The feast of the Nativity of Mary, 8 September, was first celebrated in the East by the Church of Jerusalem. In the
fifth century a Byzantine church was erected there, on the spot where a tradition says the house of Sts. Anne and Joachim
once stood. Many believe this to be the very place where the future Mother of the Messiah was conceived and born, and that
church became a focal point for her birthday celebration. The Western Church adopted this joyful feast by the seventh century.
Unfortunately, the original church was decimated during the Crusades. A new church was later built on that spot; this one
still stands today and is a center of pilgrimage. Many people still go there to honor the child Mary.
If the Church celebrated Mary's birth on the eighth of September, then it only seemed natural that her conception would
have occured nine months earlier, on the eighth day of December. Thus Western Christians soon began to celebrate the Feast
of Immaculate Conception on that very day. The Eastern Orthodox, who mostly reject the Immaculate Conception of Mary, celebrate
8 December as the "Conception of St. Anne", that is, the day on which Our Lady's mother conceived her.

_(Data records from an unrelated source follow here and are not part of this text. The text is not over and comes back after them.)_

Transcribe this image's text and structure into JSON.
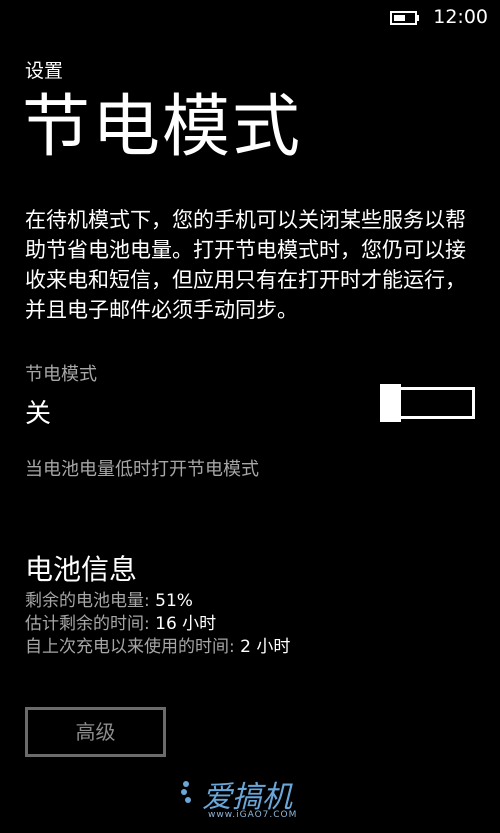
{
  "status_bar": {
    "battery_icon": "battery-icon",
    "time": "12:00"
  },
  "header": {
    "section": "设置",
    "title": "节电模式"
  },
  "description": "在待机模式下，您的手机可以关闭某些服务以帮助节省电池电量。打开节电模式时，您仍可以接收来电和短信，但应用只有在打开时才能运行，并且电子邮件必须手动同步。",
  "battery_saver": {
    "label": "节电模式",
    "state": "关",
    "enabled": false,
    "auto_option": "当电池电量低时打开节电模式"
  },
  "battery_info": {
    "heading": "电池信息",
    "remaining_label": "剩余的电池电量: ",
    "remaining_value": "51%",
    "estimated_label": "估计剩余的时间: ",
    "estimated_value": "16 小时",
    "since_charge_label": "自上次充电以来使用的时间: ",
    "since_charge_value": "2 小时"
  },
  "advanced_button": "高级",
  "watermark": {
    "text": "爱搞机",
    "url": "www.iGAO7.COM"
  },
  "colors": {
    "background": "#000000",
    "text": "#ffffff",
    "secondary_text": "#a6a6a6",
    "watermark": "#6aa7d8"
  }
}
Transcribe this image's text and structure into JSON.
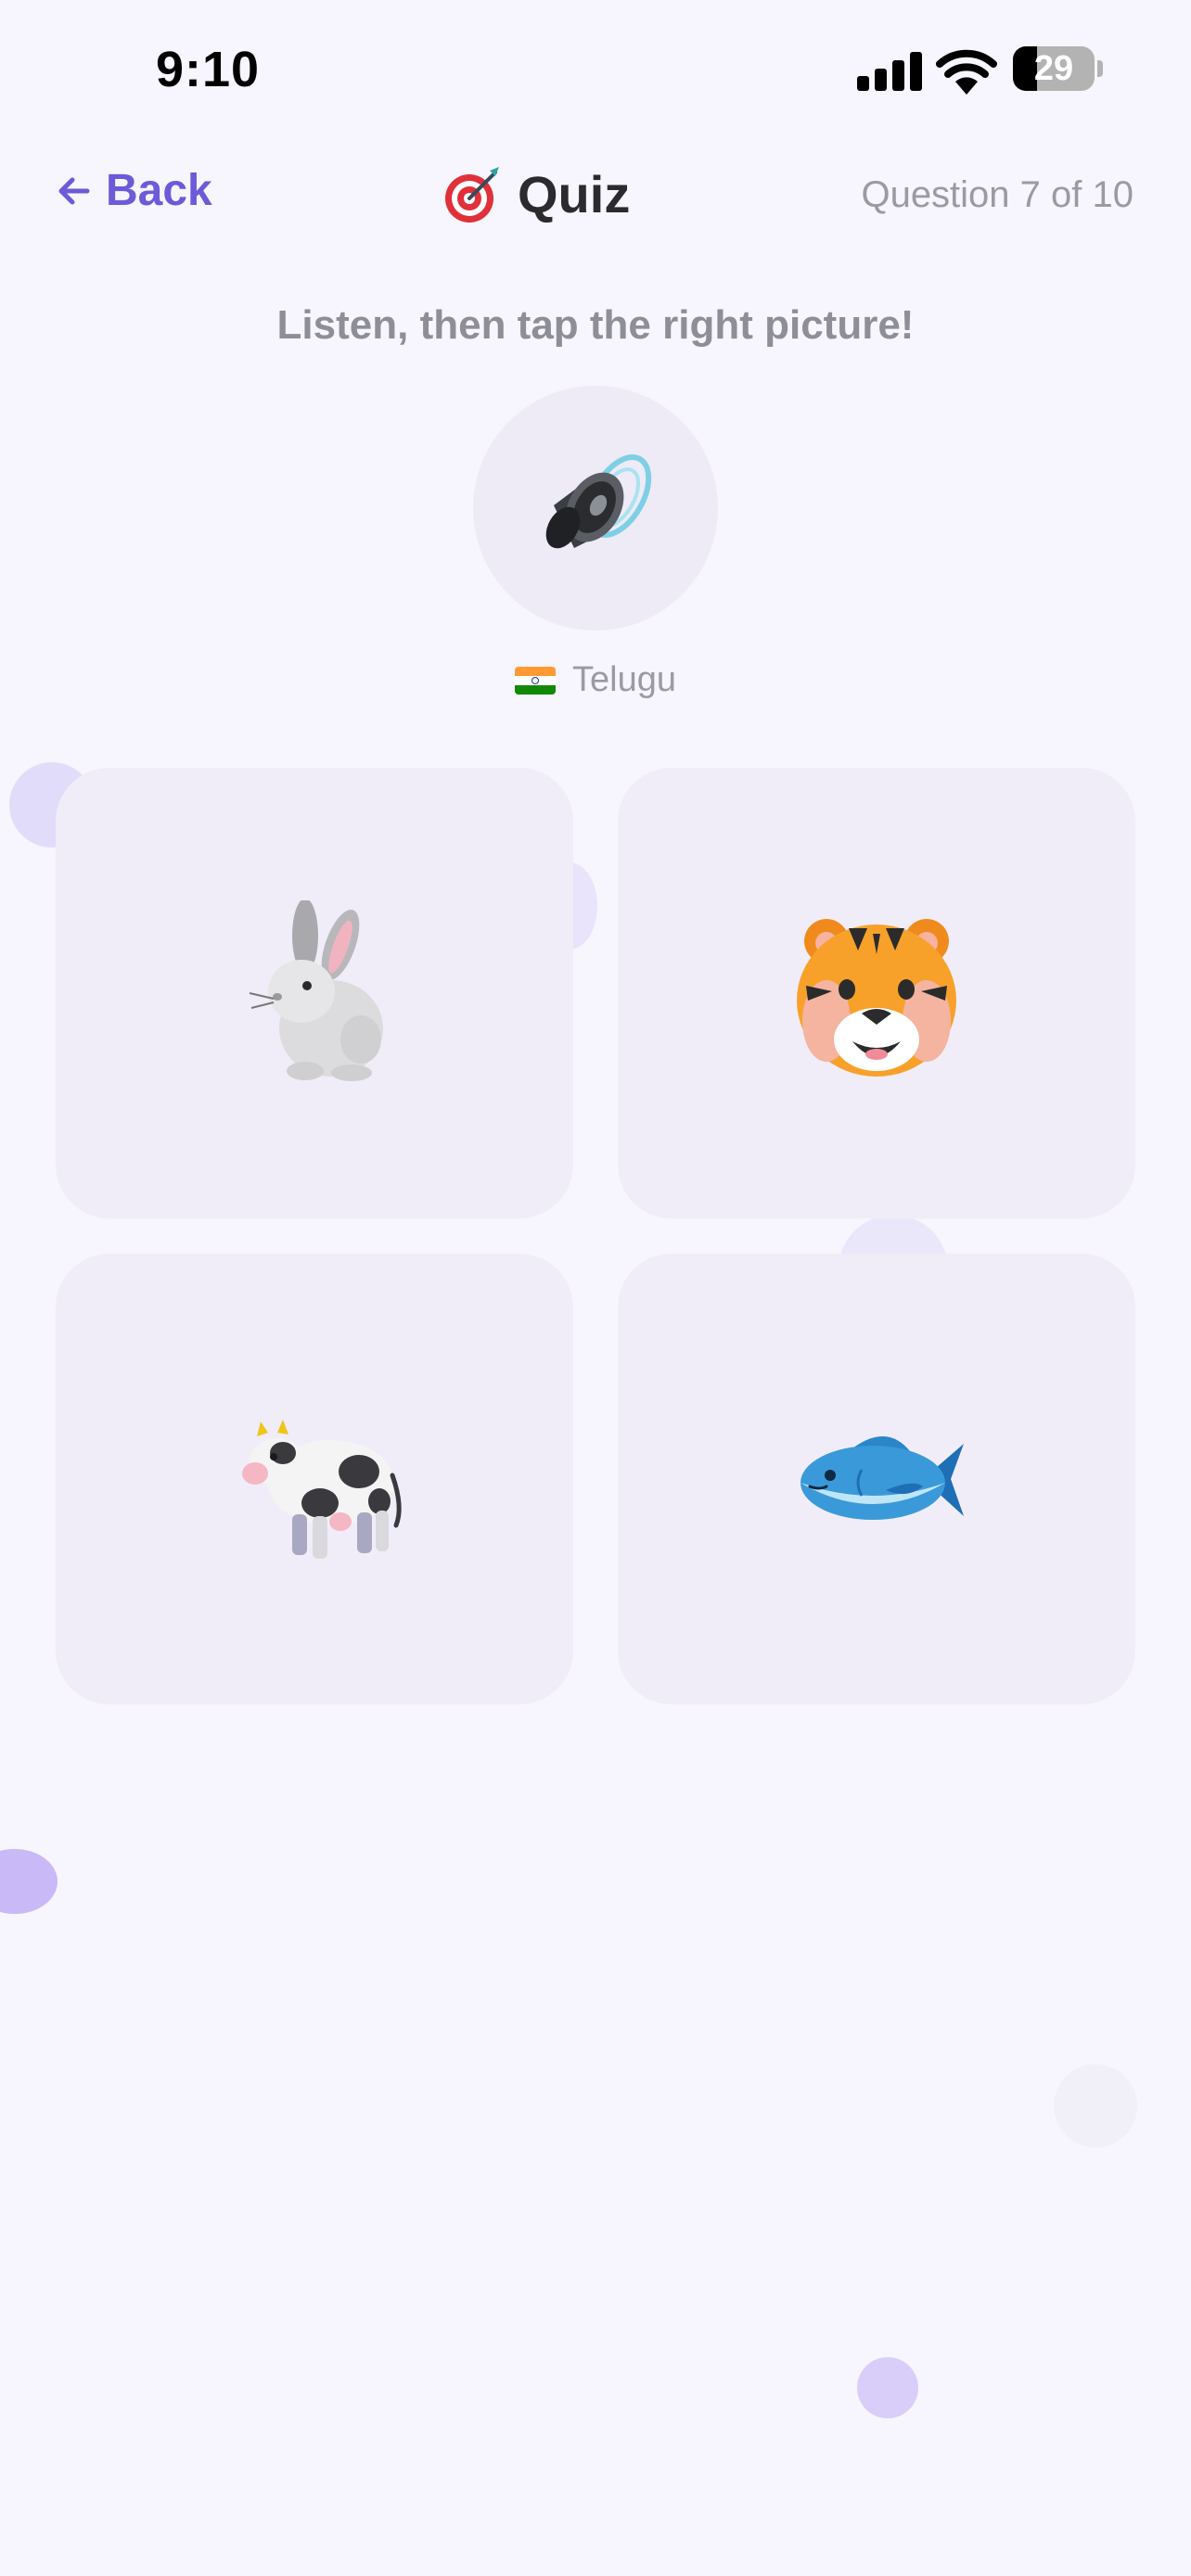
{
  "status_bar": {
    "time": "9:10",
    "battery_level": "29",
    "signal_icon": "cellular-signal-icon",
    "wifi_icon": "wifi-icon"
  },
  "header": {
    "back_label": "Back",
    "back_icon": "arrow-left-icon",
    "title": "Quiz",
    "title_icon": "target-icon",
    "progress": "Question 7 of 10"
  },
  "prompt": {
    "instruction": "Listen, then tap the right picture!",
    "audio_icon": "speaker-icon"
  },
  "language": {
    "flag_icon": "india-flag-icon",
    "name": "Telugu"
  },
  "choices": [
    {
      "icon": "rabbit-icon"
    },
    {
      "icon": "tiger-face-icon"
    },
    {
      "icon": "cow-icon"
    },
    {
      "icon": "fish-icon"
    }
  ],
  "colors": {
    "background": "#f7f5fd",
    "accent": "#6b5bd8",
    "card": "#f0edf8",
    "muted_text": "#9a9aa3"
  }
}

The Feast of the Presentation of Mary, 21 November, is very ancient, going back to the sixth century in the East. The West,
however, did not adopt it until the fourteenth century. Since it celebrates Mary's alleged childhood service in the Temple
(a concept derived from apocryphal literature, not Sacred Scripture), many popes were uncomfortable with it, and St. Pius
V even suppressed it for the duration of his pontificate! It was reinstated by Sixtus V and remains on the Western liturgical
calendar to this day. Among Eastern Christians it is one of the thirteen Great Feasts of the Church, often depicted in icons.